The mental energy has freely spilled over in the last weeks and players around the RDS are no more immune to running on empty than a Scarlets side now tetchy and hurt from burns, bad grazing and blisters following their Pro14 semi-final win at Glasgow’s 4G pitch last Friday.
There is a ready solution to that: Savlon Cream. Or are we to believe a sneaky Chinese burn could disable the entire Scarlets frontrow?
Distractions can be everywhere. But McGrath has covered similar ground before. While there is a historical significance to winning a Grand Slam, Champions Cup and Pro14 league in the same season, the 28-year-old’s natural disposition appears rooted in restraint. Until the right time.
“For me I’m experienced enough to know when to switch off,” he says. “It’s a very exciting week and you can’t take that away. If you can’t get up for a week like this where you are going for something historic, it is going to be hard to get up for any game of this magnitude.

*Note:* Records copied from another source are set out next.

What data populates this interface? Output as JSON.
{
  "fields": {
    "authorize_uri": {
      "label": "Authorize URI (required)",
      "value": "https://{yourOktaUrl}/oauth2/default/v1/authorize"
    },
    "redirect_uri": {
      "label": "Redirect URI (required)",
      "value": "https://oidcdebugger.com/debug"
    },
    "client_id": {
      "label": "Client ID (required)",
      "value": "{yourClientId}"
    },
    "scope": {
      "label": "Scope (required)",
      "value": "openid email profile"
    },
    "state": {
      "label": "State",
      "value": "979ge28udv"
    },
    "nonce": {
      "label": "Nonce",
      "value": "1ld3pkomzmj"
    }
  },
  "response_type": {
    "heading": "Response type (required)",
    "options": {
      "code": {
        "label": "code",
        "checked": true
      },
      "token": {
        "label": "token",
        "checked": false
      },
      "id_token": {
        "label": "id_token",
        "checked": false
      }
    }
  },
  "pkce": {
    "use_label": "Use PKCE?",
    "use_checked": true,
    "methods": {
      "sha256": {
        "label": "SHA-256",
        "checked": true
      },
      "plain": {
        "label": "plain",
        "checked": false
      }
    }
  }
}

“The bumps and bruises go out the window when it is finals week and a big game on the line. There is just general excitement.”
McGrath speaks of the 55 players Leo Cullen has used this season, the unsung players of the now damned Scotstoun Stadium in January or slanting rain at Rodney Parade in November. He talks of the long road and modern rugby, where a roster of almost four teams of players are required to become the way Leinster have become.
Bitterness
He says he's been around long enough to remember when Leinster won a Heineken Cup and then went into a final and were unable to "get over the line". He extols that sense of wary experience and respects the taste of bitterness that remains in his mouth.
“A lot of great guys have walked through that door at Leinster and not done that,” he says of the growing trophy mountain. “So that is definitely a driving factor.”
It could become a game of who blinks first. Two sumo wrestlers splashing rice at each other before exploding into contact. In that encounter it is a matter of imposition, of Leinster doing better at what they do than Scarlets can do doing what they do.
Leinster breakdown-hardened and running lines everywhere in tight spaces against Scarlets poaching ball, counterattacking wide and from deep.
“We’ve played them three times,” says McGrath. “So we sorta know our blueprint that we’ve done against them in previous games when we’ve won. We obviously didn’t stick to the plan in the times we lost and the times we won we did.
“It’s about getting that blend,” he adds like a talk show host folding egg whites into cream.